Personal information
- Born: 5 April 1996 (age 30) L'Île-Perrot, Quebec, Canada

Sport
- Sport: Triathlon

Medal record
Women's triathlon
Representing Canada
Pan American Games
| Bronze medal – third place | 2023 Santiago | Mixed relay |
Americas Championships
| Silver medal – second place | 2025 Calima | Mixed relay |
| Bronze medal – third place | 2025 Calima | Individual |

= Emy Legault =

Canadian triathlete (born 1996)

Emy Legault (born April 5, 1996) is a Canadian triathlete from L'Île-Perrot, Quebec.

==Career==
Legault made her debut 2015 World Triathlon Cup in Montérégie, finishing in 55th.

As part of the 2022 World Triathlon Cup, Legault won a silver medal in the stop in Huatulco, Mexico.
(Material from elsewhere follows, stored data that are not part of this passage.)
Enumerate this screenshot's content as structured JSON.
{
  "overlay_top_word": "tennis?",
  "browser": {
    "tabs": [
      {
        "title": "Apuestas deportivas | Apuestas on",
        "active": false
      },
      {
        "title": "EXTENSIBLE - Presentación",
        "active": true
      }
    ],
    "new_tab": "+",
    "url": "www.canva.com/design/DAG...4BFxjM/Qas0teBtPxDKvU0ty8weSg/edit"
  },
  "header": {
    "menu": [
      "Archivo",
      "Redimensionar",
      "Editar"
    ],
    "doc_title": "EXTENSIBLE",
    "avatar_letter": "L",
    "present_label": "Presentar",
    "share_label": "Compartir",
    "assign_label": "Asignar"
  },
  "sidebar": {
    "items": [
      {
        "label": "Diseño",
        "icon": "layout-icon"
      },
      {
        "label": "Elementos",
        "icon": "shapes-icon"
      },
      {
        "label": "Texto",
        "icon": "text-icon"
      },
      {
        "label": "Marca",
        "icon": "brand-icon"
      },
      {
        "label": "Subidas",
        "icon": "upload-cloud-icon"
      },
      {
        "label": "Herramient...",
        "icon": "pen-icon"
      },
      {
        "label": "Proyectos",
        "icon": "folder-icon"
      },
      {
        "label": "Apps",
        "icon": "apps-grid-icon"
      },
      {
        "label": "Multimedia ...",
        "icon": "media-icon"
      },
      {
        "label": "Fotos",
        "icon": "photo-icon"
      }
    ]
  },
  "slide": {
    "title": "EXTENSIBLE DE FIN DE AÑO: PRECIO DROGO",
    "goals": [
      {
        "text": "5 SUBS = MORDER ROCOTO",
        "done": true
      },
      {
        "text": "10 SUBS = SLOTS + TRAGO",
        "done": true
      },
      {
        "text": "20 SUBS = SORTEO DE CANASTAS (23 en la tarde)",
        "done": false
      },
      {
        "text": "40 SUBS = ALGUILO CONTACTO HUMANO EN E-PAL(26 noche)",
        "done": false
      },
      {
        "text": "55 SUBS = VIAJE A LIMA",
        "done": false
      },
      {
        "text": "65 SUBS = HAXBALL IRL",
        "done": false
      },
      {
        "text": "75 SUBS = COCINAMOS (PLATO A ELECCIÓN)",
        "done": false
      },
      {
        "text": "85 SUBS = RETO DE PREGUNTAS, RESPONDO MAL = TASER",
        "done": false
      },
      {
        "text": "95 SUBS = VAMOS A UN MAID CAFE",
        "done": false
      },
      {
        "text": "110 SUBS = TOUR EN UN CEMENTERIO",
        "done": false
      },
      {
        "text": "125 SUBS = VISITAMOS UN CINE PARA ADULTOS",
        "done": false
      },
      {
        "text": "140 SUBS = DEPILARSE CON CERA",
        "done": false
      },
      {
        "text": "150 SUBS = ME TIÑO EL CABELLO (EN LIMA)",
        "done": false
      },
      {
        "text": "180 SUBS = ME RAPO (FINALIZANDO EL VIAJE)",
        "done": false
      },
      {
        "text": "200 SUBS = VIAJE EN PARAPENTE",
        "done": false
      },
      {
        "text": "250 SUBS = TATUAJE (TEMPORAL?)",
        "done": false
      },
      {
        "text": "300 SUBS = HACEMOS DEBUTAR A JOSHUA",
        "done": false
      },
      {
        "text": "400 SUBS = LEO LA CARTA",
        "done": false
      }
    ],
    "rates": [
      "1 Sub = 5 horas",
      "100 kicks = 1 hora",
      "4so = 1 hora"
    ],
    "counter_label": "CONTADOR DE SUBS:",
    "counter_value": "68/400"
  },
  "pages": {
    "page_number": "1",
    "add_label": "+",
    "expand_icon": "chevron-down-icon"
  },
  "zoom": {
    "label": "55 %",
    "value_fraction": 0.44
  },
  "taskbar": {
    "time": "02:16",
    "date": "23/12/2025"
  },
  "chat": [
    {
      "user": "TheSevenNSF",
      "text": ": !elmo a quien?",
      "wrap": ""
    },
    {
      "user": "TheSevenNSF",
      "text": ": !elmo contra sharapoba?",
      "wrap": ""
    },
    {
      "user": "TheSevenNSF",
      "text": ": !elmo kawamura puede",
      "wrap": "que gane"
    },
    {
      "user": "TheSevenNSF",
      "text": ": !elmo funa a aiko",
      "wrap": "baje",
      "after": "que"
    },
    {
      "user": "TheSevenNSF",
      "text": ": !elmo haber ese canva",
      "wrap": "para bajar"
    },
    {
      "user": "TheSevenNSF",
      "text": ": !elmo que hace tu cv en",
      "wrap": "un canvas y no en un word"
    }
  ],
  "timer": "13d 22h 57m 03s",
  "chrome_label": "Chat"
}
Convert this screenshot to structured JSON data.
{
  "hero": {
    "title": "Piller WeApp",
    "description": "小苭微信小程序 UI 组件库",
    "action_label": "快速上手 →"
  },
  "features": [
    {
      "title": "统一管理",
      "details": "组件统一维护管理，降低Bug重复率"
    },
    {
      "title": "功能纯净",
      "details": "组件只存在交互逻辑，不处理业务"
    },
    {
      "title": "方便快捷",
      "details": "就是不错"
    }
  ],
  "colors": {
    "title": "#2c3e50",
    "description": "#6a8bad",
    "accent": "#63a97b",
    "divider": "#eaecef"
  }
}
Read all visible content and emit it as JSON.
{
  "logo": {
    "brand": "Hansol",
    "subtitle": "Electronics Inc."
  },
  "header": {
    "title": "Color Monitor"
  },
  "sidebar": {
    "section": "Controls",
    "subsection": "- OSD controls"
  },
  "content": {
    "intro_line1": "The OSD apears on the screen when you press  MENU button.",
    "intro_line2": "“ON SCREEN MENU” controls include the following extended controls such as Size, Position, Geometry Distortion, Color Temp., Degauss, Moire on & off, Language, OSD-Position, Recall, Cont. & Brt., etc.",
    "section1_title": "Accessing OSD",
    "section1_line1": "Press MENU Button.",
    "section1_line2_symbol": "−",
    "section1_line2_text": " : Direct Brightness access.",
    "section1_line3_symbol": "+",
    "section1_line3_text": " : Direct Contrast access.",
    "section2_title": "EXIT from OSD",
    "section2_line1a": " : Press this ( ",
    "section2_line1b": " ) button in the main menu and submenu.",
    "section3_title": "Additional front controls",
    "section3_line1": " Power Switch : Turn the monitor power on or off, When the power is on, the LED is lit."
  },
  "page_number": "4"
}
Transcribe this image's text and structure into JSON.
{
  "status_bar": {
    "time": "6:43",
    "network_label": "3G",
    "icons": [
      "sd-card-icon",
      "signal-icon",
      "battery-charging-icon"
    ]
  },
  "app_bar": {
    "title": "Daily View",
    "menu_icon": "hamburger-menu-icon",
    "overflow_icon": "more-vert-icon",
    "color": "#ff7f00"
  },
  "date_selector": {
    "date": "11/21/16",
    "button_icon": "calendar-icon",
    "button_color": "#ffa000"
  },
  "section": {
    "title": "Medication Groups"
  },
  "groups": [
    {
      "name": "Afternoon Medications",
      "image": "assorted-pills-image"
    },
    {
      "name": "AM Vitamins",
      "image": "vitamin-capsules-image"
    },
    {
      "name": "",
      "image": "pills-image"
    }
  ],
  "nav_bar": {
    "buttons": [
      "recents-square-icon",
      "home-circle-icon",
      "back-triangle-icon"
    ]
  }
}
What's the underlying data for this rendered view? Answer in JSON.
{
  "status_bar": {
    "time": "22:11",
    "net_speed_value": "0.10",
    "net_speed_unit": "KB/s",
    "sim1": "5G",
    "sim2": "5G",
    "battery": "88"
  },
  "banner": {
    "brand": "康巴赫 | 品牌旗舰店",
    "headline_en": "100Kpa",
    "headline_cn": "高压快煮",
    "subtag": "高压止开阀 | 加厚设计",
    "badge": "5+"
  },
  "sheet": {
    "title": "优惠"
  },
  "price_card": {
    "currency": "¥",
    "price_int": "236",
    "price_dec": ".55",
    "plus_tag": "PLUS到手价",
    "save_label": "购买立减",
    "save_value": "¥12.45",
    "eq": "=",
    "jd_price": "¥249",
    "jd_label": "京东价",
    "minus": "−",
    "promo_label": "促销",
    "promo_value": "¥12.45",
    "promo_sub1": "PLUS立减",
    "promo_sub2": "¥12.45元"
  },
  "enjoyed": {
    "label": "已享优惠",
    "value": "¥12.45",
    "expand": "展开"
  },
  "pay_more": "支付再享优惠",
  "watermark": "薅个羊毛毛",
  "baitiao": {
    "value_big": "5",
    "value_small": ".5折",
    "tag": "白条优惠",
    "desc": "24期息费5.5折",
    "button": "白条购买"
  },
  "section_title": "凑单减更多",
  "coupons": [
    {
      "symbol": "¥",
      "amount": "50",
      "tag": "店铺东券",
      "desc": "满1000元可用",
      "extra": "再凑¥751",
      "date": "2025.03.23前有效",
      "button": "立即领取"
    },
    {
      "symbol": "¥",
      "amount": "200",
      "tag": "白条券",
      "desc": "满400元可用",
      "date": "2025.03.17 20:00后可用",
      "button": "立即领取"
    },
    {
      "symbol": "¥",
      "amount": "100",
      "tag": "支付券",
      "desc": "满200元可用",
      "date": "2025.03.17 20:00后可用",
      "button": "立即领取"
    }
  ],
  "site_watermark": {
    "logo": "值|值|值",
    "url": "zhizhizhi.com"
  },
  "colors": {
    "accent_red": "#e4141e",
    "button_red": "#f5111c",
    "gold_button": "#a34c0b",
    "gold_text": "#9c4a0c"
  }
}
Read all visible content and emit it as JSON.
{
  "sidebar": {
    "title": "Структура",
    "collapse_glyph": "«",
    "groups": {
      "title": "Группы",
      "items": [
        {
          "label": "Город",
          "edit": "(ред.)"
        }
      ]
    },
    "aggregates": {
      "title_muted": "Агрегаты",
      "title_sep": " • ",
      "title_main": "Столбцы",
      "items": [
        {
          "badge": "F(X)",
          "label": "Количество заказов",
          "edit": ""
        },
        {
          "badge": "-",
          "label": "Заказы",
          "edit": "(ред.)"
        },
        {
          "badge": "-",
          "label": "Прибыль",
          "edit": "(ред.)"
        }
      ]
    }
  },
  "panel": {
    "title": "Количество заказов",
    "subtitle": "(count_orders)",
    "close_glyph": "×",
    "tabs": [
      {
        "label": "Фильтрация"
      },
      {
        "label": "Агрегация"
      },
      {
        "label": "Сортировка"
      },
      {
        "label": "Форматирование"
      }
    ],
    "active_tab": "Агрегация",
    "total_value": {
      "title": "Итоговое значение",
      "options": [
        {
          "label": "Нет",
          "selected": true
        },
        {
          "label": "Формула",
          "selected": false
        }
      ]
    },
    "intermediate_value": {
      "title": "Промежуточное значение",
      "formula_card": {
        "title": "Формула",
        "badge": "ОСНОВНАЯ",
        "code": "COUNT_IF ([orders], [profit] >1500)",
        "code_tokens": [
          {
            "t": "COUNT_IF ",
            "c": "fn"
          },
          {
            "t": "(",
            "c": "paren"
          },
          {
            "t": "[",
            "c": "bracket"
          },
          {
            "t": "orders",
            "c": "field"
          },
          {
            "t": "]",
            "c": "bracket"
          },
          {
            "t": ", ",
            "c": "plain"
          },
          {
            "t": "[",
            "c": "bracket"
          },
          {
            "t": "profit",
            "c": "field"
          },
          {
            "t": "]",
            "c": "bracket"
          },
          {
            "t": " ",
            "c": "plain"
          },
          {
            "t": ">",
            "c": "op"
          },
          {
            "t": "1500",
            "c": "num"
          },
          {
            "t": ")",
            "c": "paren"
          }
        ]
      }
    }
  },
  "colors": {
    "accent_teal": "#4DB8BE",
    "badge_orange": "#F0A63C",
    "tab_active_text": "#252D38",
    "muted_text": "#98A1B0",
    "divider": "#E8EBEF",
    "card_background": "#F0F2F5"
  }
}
In July 2022, Legault posted a tenth place finish in the World Triathlon Championship Series stop in Hamburg, Germany, a career best finish in a World Triathlon Championship Series event.

On June 30, 2022 Legault was named to Canada's 2022 Commonwealth Games team. She came 10th in the women's event.

In July 2024, Legault represented Canada at the Paris Olympics, finishing 35th in the women's triathlon with a time of 2:01:54.